Well thanks, Jimmy! So how can your story be of use to me? Honestly, I have no idea. Buy the cheap? Expensive? Cheap? Expensive? What’s that? It’s pieces of my head all over the floor!

It’s really sad when more and more often, I catch myself saying, “Duh!” at the TV when the news is on. It’s supposed to tell me shit I don’t know. It’s supposed to make me aware of things. That’s why they call it the *news*! Next they’ll tell me cars need fuel to function, snow melts when it gets hot, and people who cross on lights that are red for them are more likely to die than those who cross when the little man says walk. I’m left to wonder, if they feel that it’s necessary to broadcast this, is it news to someone? *Shudder*!

Roll up the Rim to Whine!

Ok, can someone bring me these morons so I can kick them in the nether regions? Maybe Steve wouldn’t mind kicking them too since I’m sure he agrees with me. Let’s all have a moron-kicking fest. Sounds like jolly good fun. And no I’m not British. It just seems the caffeine in this tea is hitting me hard.

Read this, and tell me if you want to kick them too.

Readers’ Digest condensed version: girl sees Tim Horton’s cup in garbage. Girl remembers Roll up the Rim contest and sees the rim is not rolled. Girl tries, but her little hands can’t do it. Girl gets help from older girl, who can, and finds they’ve one a SUV! Girls run to school office, which is where things begin to go south. Girls call parents. Little girl’s parents arrive and run off with the cup. Now bigger girl’s parents find out and want a piece of the action. Enter school staff member, let’s call him Mr. Douchebag. He says it was his cup that he, ahem, threw away, and now he’s playing gimme gimme!

Ready? Set? Kick!

  • One for little girls’s parents for not being big people and including bigger girl in the cash.
  • One for bigger girl’s parents for resorting to wee child tactics and whining, instead of talking it out privately with little girl’s family.
  • and 1746 kicks from steel-toed boots for Mr. douchebag for showing up magically to claim the winning cup.

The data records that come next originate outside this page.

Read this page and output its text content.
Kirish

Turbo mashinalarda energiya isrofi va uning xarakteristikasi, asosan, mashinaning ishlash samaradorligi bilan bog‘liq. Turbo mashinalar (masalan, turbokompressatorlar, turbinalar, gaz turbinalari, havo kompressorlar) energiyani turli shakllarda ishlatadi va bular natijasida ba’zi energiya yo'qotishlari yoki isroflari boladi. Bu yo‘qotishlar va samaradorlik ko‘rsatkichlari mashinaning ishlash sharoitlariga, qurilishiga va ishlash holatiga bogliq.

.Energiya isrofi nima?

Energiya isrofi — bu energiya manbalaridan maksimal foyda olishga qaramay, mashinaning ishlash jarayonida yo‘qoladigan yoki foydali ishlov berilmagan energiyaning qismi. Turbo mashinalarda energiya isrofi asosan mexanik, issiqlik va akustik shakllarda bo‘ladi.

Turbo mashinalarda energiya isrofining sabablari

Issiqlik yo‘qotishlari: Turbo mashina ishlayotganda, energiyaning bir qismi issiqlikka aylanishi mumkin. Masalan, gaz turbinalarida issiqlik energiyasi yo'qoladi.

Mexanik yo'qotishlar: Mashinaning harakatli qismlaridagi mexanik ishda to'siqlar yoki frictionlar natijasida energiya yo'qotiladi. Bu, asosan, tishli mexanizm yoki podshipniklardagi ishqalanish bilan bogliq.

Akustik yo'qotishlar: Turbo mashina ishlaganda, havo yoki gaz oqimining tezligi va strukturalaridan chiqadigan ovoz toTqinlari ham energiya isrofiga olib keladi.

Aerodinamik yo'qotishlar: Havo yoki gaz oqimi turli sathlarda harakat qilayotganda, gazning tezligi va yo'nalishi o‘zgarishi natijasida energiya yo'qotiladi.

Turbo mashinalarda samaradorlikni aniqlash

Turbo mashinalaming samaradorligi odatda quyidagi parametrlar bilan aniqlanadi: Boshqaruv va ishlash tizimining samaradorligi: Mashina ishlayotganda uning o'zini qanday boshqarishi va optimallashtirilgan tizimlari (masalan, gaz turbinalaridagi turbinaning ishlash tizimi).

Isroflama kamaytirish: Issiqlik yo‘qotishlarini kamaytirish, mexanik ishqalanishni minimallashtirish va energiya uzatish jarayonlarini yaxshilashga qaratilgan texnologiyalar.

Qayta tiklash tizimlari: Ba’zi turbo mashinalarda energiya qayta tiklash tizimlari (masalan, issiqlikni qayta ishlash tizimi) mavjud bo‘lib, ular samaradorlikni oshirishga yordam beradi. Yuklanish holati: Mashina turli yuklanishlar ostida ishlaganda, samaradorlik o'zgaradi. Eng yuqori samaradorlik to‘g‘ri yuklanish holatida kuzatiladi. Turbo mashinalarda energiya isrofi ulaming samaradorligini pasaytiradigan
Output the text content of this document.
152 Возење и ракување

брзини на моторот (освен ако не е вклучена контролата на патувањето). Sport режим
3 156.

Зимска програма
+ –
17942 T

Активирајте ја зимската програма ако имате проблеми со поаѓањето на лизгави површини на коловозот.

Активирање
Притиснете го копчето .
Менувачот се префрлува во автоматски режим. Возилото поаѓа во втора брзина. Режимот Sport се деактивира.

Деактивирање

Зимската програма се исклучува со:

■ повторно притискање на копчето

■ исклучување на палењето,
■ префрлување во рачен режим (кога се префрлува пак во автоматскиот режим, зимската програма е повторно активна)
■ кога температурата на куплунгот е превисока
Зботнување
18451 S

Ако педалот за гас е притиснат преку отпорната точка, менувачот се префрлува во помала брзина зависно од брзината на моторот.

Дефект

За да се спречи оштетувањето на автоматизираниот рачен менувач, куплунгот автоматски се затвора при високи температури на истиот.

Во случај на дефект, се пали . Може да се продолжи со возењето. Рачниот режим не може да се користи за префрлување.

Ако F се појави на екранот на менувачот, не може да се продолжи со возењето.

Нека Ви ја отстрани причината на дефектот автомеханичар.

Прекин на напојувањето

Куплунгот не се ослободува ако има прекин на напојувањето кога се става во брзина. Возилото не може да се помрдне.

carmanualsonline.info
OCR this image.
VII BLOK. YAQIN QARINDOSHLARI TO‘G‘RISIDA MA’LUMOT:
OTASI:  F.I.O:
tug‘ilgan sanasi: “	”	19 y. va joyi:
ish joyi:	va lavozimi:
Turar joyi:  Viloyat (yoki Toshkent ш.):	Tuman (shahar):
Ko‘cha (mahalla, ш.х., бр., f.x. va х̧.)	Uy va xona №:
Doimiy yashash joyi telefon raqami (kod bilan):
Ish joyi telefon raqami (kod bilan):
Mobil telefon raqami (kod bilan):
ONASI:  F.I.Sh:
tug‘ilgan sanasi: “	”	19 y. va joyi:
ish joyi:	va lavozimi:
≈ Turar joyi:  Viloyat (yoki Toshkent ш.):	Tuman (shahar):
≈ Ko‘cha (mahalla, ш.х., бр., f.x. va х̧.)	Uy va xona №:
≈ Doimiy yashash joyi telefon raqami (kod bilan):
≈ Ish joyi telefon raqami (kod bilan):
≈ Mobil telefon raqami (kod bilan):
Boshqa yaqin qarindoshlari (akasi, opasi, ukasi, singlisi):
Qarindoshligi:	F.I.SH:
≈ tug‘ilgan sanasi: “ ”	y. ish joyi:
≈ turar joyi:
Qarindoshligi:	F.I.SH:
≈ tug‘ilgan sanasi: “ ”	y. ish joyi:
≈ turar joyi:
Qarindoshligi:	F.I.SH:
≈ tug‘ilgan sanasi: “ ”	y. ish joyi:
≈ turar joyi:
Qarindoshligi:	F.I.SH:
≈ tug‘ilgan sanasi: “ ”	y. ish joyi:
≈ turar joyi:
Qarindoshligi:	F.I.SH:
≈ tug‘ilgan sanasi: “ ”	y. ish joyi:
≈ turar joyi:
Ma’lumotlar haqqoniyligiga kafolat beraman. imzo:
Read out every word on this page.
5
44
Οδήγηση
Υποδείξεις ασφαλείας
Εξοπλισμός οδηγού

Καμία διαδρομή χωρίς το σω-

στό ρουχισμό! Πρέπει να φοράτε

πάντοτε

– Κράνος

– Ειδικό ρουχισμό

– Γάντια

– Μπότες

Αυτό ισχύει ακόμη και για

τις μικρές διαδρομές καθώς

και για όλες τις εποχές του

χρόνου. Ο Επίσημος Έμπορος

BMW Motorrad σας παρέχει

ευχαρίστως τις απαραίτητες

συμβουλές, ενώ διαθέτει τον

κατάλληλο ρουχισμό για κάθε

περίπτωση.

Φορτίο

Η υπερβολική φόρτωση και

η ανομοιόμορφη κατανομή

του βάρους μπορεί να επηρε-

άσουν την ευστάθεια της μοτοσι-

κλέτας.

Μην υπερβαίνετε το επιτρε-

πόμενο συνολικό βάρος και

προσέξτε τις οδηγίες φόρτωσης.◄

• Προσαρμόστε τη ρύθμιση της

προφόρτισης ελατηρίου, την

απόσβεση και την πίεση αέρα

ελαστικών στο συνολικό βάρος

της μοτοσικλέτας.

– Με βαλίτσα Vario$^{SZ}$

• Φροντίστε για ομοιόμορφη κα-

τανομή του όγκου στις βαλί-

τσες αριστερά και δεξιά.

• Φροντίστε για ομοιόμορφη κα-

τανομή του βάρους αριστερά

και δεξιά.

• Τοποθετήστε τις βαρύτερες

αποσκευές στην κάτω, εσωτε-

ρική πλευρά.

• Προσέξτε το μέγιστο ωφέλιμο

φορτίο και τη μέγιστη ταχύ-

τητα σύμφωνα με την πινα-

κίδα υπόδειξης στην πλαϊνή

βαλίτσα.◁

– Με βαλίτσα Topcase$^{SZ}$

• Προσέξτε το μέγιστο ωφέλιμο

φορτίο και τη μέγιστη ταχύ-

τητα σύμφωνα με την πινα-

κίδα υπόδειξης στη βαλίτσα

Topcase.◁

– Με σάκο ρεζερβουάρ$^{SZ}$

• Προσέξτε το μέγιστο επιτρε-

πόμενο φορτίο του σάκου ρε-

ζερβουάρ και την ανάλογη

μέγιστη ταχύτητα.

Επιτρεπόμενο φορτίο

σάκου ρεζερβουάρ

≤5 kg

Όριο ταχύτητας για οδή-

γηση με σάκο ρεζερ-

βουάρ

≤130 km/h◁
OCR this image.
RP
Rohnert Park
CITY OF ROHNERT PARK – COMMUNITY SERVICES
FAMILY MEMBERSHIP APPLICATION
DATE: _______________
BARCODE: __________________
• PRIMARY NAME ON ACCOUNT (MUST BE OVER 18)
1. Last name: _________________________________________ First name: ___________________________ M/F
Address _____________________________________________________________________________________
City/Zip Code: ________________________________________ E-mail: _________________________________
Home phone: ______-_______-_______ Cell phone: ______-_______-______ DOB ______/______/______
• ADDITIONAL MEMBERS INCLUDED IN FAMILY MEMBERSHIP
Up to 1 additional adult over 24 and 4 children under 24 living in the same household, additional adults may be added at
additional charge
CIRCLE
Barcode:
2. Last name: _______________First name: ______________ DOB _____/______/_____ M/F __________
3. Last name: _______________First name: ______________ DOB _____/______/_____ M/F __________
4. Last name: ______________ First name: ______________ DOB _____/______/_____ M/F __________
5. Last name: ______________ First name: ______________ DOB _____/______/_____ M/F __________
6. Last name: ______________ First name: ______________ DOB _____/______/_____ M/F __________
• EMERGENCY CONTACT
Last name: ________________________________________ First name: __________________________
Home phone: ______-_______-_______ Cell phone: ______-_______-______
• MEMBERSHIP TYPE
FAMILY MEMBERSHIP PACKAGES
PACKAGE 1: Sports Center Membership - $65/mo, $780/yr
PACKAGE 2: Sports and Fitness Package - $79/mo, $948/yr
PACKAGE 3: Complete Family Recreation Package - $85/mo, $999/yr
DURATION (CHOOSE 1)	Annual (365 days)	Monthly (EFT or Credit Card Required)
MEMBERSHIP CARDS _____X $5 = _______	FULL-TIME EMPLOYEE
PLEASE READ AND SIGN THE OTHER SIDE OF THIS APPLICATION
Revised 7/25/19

Maybe we should change our lucky recipient of so many kicks to Captain Coincidence. How did he know it was his cup? It could have been anyone’s cup. And even if it was his cup, he gave up all rights to it by tossing it in the trash. It is now, uh, trash, and public trash at that. If he was so concerned about it, he should have rolled up the rim before he threw it away. Now, it’s time to apply the childhood expression finders keepers, losers weapers, so neener neener neener to you, Mr. Douchebag!

As for what the finders should do, they should stop weaping and acting like losers, and keep their dignity and do the only right thing to do. Sell the car, split the money, and put it in the kids’ college funds. Now now children, is that so hard? Otherwise, the parents are doing the ultimate in bad parenting and teaching the kids, what, boys and girls? Say it with me now. “Greed is the way of the world! Even if it isn’t yours, you can take it, and if you really want it, go ahead and sue for it! Mommy, daddy, and your teachers, your role models, say it’s ok!” And we wonder how we get generations of sue-happy, selfish assholes. The answer is simple. What should we have learned by now? We reap what we sow!

Welcome back Karine!

Well holy crap it’s a good day. It’s warm outside and we have a window open. I finally convinced my computer that yes, it’s ok to open haloscan’s windows on this site…and when I did, I found a surprise! In one of the comment windows,
Karine is back, with a new blog! Yea Karine! How the hell are ya? Are you still way over there in the Scandinavian north? It’s been a long time since we’ve seen you! I hope, in your neck of the woods, it’s as good a day as it is here!